Another friend wanted his big two-year-old Italian sheep dog cared for, which made Sophie have a walk around the farm with him most days checking the fruit trees, the sheep, water supplies etc, when she wasn’t at university. Otherwise he stayed at the homestead guarding it. She loved the welcome home whatever time it was in the evening, and still cries uncontrollably when she recalls all the evenings that she cried with him when she found out that her temporary home and farm had been sold.
So, the week prior to the three-day hearing was filled with packing away partly prepared evidence in some kind of order so that she could pull it out as required at the hearing. It was a traumatic moving day. Then, with very little room in the single room/shed, she practised going through her evidence, day and night. She’d only been sleeping four to five hours per night for weeks before the trial.
Sophie continued writing after the relief of the distraction watching the birdlife on the lake.
‘I nodded, “Yes, Your Honour, this is how it always goes. Silence treatment.’” I panicked for a moment, wondering if I’d told the judge about the strangulation attempt. At the time, I consoled myself that I’d attached the VRO court transcript. I hadn’t time to refute the other side of the story in the ex’s perfectly prepared submission which twisted the perspective of his win in the VRO court day-long hearing transcript.

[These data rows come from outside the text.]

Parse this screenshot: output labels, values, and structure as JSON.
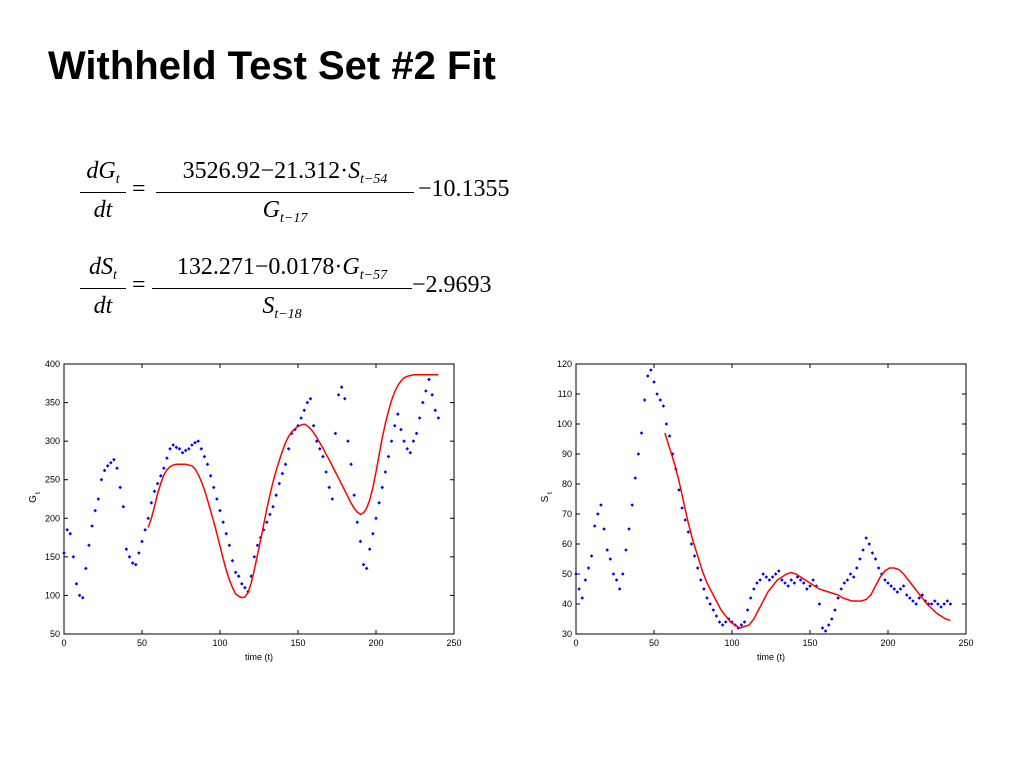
{
  "title": "Withheld Test Set #2 Fit",
  "equations": [
    {
      "lhs_num_base": "dG",
      "lhs_num_sub": "t",
      "lhs_den": "dt",
      "equals": "=",
      "rhs_num_text": "3526.92−21.312·",
      "rhs_num_var": "S",
      "rhs_num_sub": "t−54",
      "rhs_den_var": "G",
      "rhs_den_sub": "t−17",
      "tail": "−10.1355"
    },
    {
      "lhs_num_base": "dS",
      "lhs_num_sub": "t",
      "lhs_den": "dt",
      "equals": "=",
      "rhs_num_text": "132.271−0.0178·",
      "rhs_num_var": "G",
      "rhs_num_sub": "t−57",
      "rhs_den_var": "S",
      "rhs_den_sub": "t−18",
      "tail": "−2.9693"
    }
  ],
  "chart_data": [
    {
      "type": "scatter",
      "title": "",
      "xlabel": "time (t)",
      "ylabel": "G",
      "ylabel_sub": "t",
      "xlim": [
        0,
        250
      ],
      "ylim": [
        50,
        400
      ],
      "xticks": [
        0,
        50,
        100,
        150,
        200,
        250
      ],
      "yticks": [
        50,
        100,
        150,
        200,
        250,
        300,
        350,
        400
      ],
      "grid": false,
      "points_color": "#0000ff",
      "fit_color": "#ff0000",
      "observed_x": [
        0,
        2,
        4,
        6,
        8,
        10,
        12,
        14,
        16,
        18,
        20,
        22,
        24,
        26,
        28,
        30,
        32,
        34,
        36,
        38,
        40,
        42,
        44,
        46,
        48,
        50,
        52,
        54,
        56,
        58,
        60,
        62,
        64,
        66,
        68,
        70,
        72,
        74,
        76,
        78,
        80,
        82,
        84,
        86,
        88,
        90,
        92,
        94,
        96,
        98,
        100,
        102,
        104,
        106,
        108,
        110,
        112,
        114,
        116,
        118,
        120,
        122,
        124,
        126,
        128,
        130,
        132,
        134,
        136,
        138,
        140,
        142,
        144,
        146,
        148,
        150,
        152,
        154,
        156,
        158,
        160,
        162,
        164,
        166,
        168,
        170,
        172,
        174,
        176,
        178,
        180,
        182,
        184,
        186,
        188,
        190,
        192,
        194,
        196,
        198,
        200,
        202,
        204,
        206,
        208,
        210,
        212,
        214,
        216,
        218,
        220,
        222,
        224,
        226,
        228,
        230,
        232,
        234,
        236,
        238,
        240
      ],
      "observed_y": [
        155,
        185,
        180,
        150,
        115,
        100,
        97,
        135,
        165,
        190,
        210,
        225,
        250,
        262,
        268,
        272,
        276,
        265,
        240,
        215,
        160,
        150,
        142,
        140,
        155,
        170,
        185,
        200,
        220,
        235,
        245,
        255,
        265,
        278,
        290,
        295,
        292,
        290,
        285,
        288,
        290,
        295,
        298,
        300,
        290,
        280,
        270,
        255,
        240,
        225,
        210,
        195,
        180,
        165,
        145,
        130,
        125,
        115,
        110,
        105,
        125,
        150,
        165,
        175,
        185,
        195,
        205,
        215,
        230,
        245,
        258,
        270,
        290,
        310,
        315,
        320,
        330,
        340,
        350,
        355,
        320,
        300,
        290,
        280,
        260,
        240,
        225,
        310,
        360,
        370,
        355,
        300,
        270,
        230,
        195,
        170,
        140,
        135,
        160,
        180,
        200,
        220,
        240,
        260,
        280,
        300,
        320,
        335,
        315,
        300,
        290,
        285,
        300,
        310,
        330,
        350,
        365,
        380,
        360,
        340,
        330
      ],
      "fit_x": [
        54,
        56,
        58,
        60,
        62,
        64,
        66,
        68,
        70,
        72,
        74,
        76,
        78,
        80,
        82,
        84,
        86,
        88,
        90,
        92,
        94,
        96,
        98,
        100,
        102,
        104,
        106,
        108,
        110,
        112,
        114,
        116,
        118,
        120,
        122,
        124,
        126,
        128,
        130,
        132,
        134,
        136,
        138,
        140,
        142,
        144,
        146,
        148,
        150,
        152,
        154,
        156,
        158,
        160,
        162,
        164,
        166,
        168,
        170,
        172,
        174,
        176,
        178,
        180,
        182,
        184,
        186,
        188,
        190,
        192,
        194,
        196,
        198,
        200,
        202,
        204,
        206,
        208,
        210,
        212,
        214,
        216,
        218,
        220,
        222,
        224,
        226,
        228,
        230,
        232,
        234,
        236,
        238,
        240
      ],
      "fit_y": [
        188,
        200,
        215,
        232,
        245,
        256,
        263,
        267,
        269,
        270,
        270,
        270,
        270,
        269,
        268,
        264,
        257,
        248,
        237,
        224,
        210,
        195,
        180,
        164,
        148,
        133,
        120,
        110,
        102,
        99,
        97,
        98,
        104,
        116,
        133,
        152,
        172,
        192,
        212,
        230,
        247,
        262,
        275,
        287,
        298,
        306,
        312,
        316,
        319,
        321,
        322,
        320,
        316,
        311,
        305,
        298,
        291,
        283,
        276,
        268,
        260,
        252,
        244,
        236,
        228,
        220,
        213,
        208,
        205,
        207,
        213,
        224,
        240,
        260,
        282,
        304,
        323,
        339,
        353,
        364,
        372,
        378,
        382,
        384,
        385,
        386,
        386,
        386,
        386,
        386,
        386,
        386,
        386,
        386
      ]
    },
    {
      "type": "scatter",
      "title": "",
      "xlabel": "time (t)",
      "ylabel": "S",
      "ylabel_sub": "t",
      "xlim": [
        0,
        250
      ],
      "ylim": [
        30,
        120
      ],
      "xticks": [
        0,
        50,
        100,
        150,
        200,
        250
      ],
      "yticks": [
        30,
        40,
        50,
        60,
        70,
        80,
        90,
        100,
        110,
        120
      ],
      "grid": false,
      "points_color": "#0000ff",
      "fit_color": "#ff0000",
      "observed_x": [
        0,
        2,
        4,
        6,
        8,
        10,
        12,
        14,
        16,
        18,
        20,
        22,
        24,
        26,
        28,
        30,
        32,
        34,
        36,
        38,
        40,
        42,
        44,
        46,
        48,
        50,
        52,
        54,
        56,
        58,
        60,
        62,
        64,
        66,
        68,
        70,
        72,
        74,
        76,
        78,
        80,
        82,
        84,
        86,
        88,
        90,
        92,
        94,
        96,
        98,
        100,
        102,
        104,
        106,
        108,
        110,
        112,
        114,
        116,
        118,
        120,
        122,
        124,
        126,
        128,
        130,
        132,
        134,
        136,
        138,
        140,
        142,
        144,
        146,
        148,
        150,
        152,
        154,
        156,
        158,
        160,
        162,
        164,
        166,
        168,
        170,
        172,
        174,
        176,
        178,
        180,
        182,
        184,
        186,
        188,
        190,
        192,
        194,
        196,
        198,
        200,
        202,
        204,
        206,
        208,
        210,
        212,
        214,
        216,
        218,
        220,
        222,
        224,
        226,
        228,
        230,
        232,
        234,
        236,
        238,
        240
      ],
      "observed_y": [
        50,
        45,
        42,
        48,
        52,
        56,
        66,
        70,
        73,
        65,
        58,
        55,
        50,
        48,
        45,
        50,
        58,
        65,
        73,
        82,
        90,
        97,
        108,
        116,
        118,
        114,
        110,
        108,
        106,
        100,
        96,
        90,
        85,
        78,
        72,
        68,
        64,
        60,
        56,
        52,
        48,
        45,
        42,
        40,
        38,
        36,
        34,
        33,
        34,
        35,
        34,
        33,
        32,
        33,
        34,
        38,
        42,
        45,
        47,
        48,
        50,
        49,
        48,
        49,
        50,
        51,
        48,
        47,
        46,
        48,
        47,
        49,
        48,
        47,
        45,
        46,
        48,
        46,
        40,
        32,
        31,
        33,
        35,
        38,
        42,
        45,
        47,
        48,
        50,
        49,
        52,
        55,
        58,
        62,
        60,
        57,
        55,
        52,
        50,
        48,
        47,
        46,
        45,
        44,
        45,
        46,
        43,
        42,
        41,
        40,
        42,
        43,
        41,
        40,
        40,
        41,
        40,
        39,
        40,
        41,
        40
      ],
      "fit_x": [
        57,
        60,
        63,
        66,
        69,
        72,
        75,
        78,
        81,
        84,
        87,
        90,
        93,
        96,
        99,
        102,
        105,
        108,
        111,
        114,
        117,
        120,
        123,
        126,
        129,
        132,
        135,
        138,
        141,
        144,
        147,
        150,
        153,
        156,
        159,
        162,
        165,
        168,
        171,
        174,
        177,
        180,
        183,
        186,
        189,
        192,
        195,
        198,
        201,
        204,
        207,
        210,
        213,
        216,
        219,
        222,
        225,
        228,
        231,
        234,
        237,
        240
      ],
      "fit_y": [
        97,
        92,
        87,
        81,
        74,
        67,
        61,
        56,
        51,
        47,
        44,
        41,
        38,
        36,
        34,
        33,
        32,
        32.5,
        33,
        35,
        38,
        41,
        44,
        46,
        48,
        49,
        50,
        50.5,
        50,
        49,
        48,
        47,
        46,
        45,
        44.5,
        44,
        43.5,
        43,
        42,
        41.5,
        41,
        41,
        41,
        41.5,
        43,
        46,
        49,
        51,
        52,
        52,
        51.5,
        50,
        48,
        46,
        44,
        42,
        40,
        38.5,
        37,
        36,
        35,
        34.5
      ]
    }
  ]
}
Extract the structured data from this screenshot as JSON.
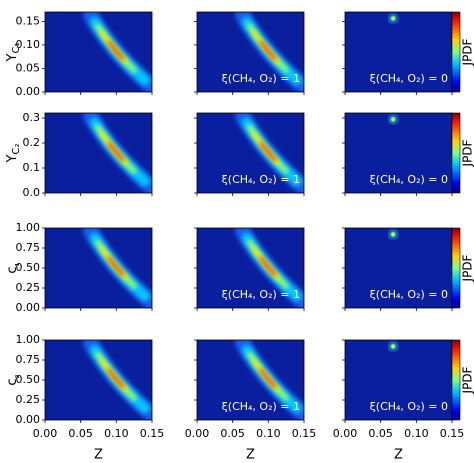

The judge had agreed with the other side’s perspective when she handed down the decision over five months later. The reasons and further analysis of all the evidence took a further twenty months for her to write up her reasons. The time was all the more difficult, given that she was seeking treatment for the last fifteen months– for malignant terminal cancer.
Sophie became tearful as she wrote:

‘September trial in 2010, Orders handed down on 11 February 2011, Reasons emailed at end of September, and Her Honour died on public holiday Monday, 1 October 2012, just over two years after the trial ended.’
She burst into tears after she’d typed the perfectly recalled series of events. At that time, there had been no laws to deal with attempted strangulation. Nothing that made perpetrators serve time for attempted strangulation in family violence. Sophie had been told the family court didn’t take DV into account when calculating property settlement; hence it was no surprise that Her Honour let it all slide under the carpet. So, it was easy to see how Alida ended up locked up for most of her life, now nearly a hundred years ago.
At the time of writing this chapter (2022), it is noteworthy that a recent spring 2021 news report briefly described how somebody was charged for attempted strangulation. Hence this account has been included in Alida’s story now. Most people don’t believe it. We who do, struggle to do so, but when you look at the facts of what happened to Alida’s granddaughter, it might seem that nothing has changed. Who knows how assertive Alida may have become about the mistress living in their home, or was the domestic violence, particularly gaslighting so severe, that she was having a breakdown. There are some changes, but in many instances, families are still locking up other family members on false premises. Sophie met a few women at the Family Court to whom it had happened to, while preparing further evidence for an Appeal.